Treason. What might they do to my parents, to Finn, if they decided I’d broken my word to them after all? Wouldn’t that be horrifically ridiculous—if I failed the people I cared about not by how I’d defied the Confed but through a total accident that hadn’t served the magic or anyone else at all?
The other commander made a rough humming sound. “No, I have to agree.”
Colonel Alcido looked from one mage to the other. “It seems to me it’s of concern that this is the second time you’ve found issue with Operative Lopez’s performance in the last three months. Why was she given a pass before? Her judgment and emotional stability are clearly not sound enough for her to work in the field.”
Revett’s jaw tightened. “She’s met every training standard we have. She hasn’t faltered once during the ongoing training sessions.”
“A classroom or a gym is a hell of a lot different from active duty.” Alcido cut his gaze toward me. “Why don’t you wait in the hall while we discuss what we do with you now, Operative Lopez?”
It might have been phrased like a question, but I knew a command when I heard one.
In the hallway, I leaned back against the dingy beige wall with nothing to distract me from the growing ache in my chest.
It didn’t take long for the officials to call me back in. All three of the faces waiting for me were solemn.
“Operative Lopez,” Commander Revett said. “We’ve determined that your actions showed no deliberate malice, but a worrisome lack of forethought. For the time being, you are relieved from active duty. You will continue your training and fulfill your debt to the Confederation by assisting with the base cleanup currently underway, until such time as we feel you may be fit to re-enter service in the field.”
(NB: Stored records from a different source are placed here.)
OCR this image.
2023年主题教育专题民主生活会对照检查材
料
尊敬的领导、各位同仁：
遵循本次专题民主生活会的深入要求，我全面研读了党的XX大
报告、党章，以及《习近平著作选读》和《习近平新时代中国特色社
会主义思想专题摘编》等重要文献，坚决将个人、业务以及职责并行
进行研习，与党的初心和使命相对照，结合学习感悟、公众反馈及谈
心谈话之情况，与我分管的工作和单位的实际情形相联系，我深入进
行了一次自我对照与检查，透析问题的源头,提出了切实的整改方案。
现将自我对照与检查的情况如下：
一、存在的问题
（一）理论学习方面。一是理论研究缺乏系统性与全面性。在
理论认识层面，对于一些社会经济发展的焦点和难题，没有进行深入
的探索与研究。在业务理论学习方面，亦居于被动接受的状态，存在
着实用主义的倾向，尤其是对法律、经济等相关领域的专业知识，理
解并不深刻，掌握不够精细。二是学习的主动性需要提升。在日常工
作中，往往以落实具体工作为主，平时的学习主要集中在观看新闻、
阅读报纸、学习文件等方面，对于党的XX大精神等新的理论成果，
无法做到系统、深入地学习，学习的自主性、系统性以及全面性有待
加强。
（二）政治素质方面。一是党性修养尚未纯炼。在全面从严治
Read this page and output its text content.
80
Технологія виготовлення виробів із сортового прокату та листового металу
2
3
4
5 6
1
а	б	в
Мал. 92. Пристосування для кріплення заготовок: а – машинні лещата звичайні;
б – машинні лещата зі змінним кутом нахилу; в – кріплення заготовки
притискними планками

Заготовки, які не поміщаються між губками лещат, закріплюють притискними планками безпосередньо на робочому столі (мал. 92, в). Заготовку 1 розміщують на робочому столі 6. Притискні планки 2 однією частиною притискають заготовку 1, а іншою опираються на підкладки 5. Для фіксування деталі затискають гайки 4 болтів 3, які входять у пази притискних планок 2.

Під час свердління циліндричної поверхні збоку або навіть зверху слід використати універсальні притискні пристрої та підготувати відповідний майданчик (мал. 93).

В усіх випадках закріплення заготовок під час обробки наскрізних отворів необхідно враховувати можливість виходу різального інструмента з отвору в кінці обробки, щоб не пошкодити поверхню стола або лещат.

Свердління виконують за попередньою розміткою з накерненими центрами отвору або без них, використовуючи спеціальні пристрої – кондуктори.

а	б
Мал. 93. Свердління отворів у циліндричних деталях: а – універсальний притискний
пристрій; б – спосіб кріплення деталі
She set her hands down on the table with a thump of finality that echoed through my core.
Chapter Twenty-Four
Finn
If there was any balm for having suffered a beating and then total ostracization from one’s friends, helping another person had to be it. Tucked away in my little cubicle in the Media Outreach office, I left behind the strain of the last few days, if only momentarily. It didn’t even matter that the help I was giving was with the most ridiculous things.
“The Records workers are rather strict about access,” I said into the phone. “You won’t get permission to roam freely. But for a request like yours, I’m sure they’d pull the appropriate files and walk you through whatever data they have. I can even call them up myself to give them a heads-up to expect you.”
“Thank you so much,” the guy on the other end said. We’d been chatting for almost half an hour, mostly about mages’ pet-keeping habits. I gathered he was doing some sort of research on how closely folklore about witches’ and wizards’ familiars aligned with real-life magical associations with animals. “It’s a relief having an idea where to start.”
“Just remember I can’t say for certain they’ll have records on that subject,” I said. “But we do seem to keep track of an awful lot of unusual data, so I wouldn’t put it past them. If none of those leads get you anywhere, call in again, and we can brainstorm some more. I’m curious to hear what you discover.”
“If I get this report written, I’ll send an early copy your way,” the guy said brightly.
As I hung up, my supervisor for my trial placement stopped by my nook.
“It sounded like that went well,” she said. “You really know how to talk to them.”
Her voice dipped slightly on the word “them.” She meant Dulls. They were people, and I talked to them like I talked to any human being. I supposed her discomfort wasn’t much different from the discomfort of the Dulls who were bizarrely comforted by the thought that the mage they were speaking to couldn’t actually cast any magic.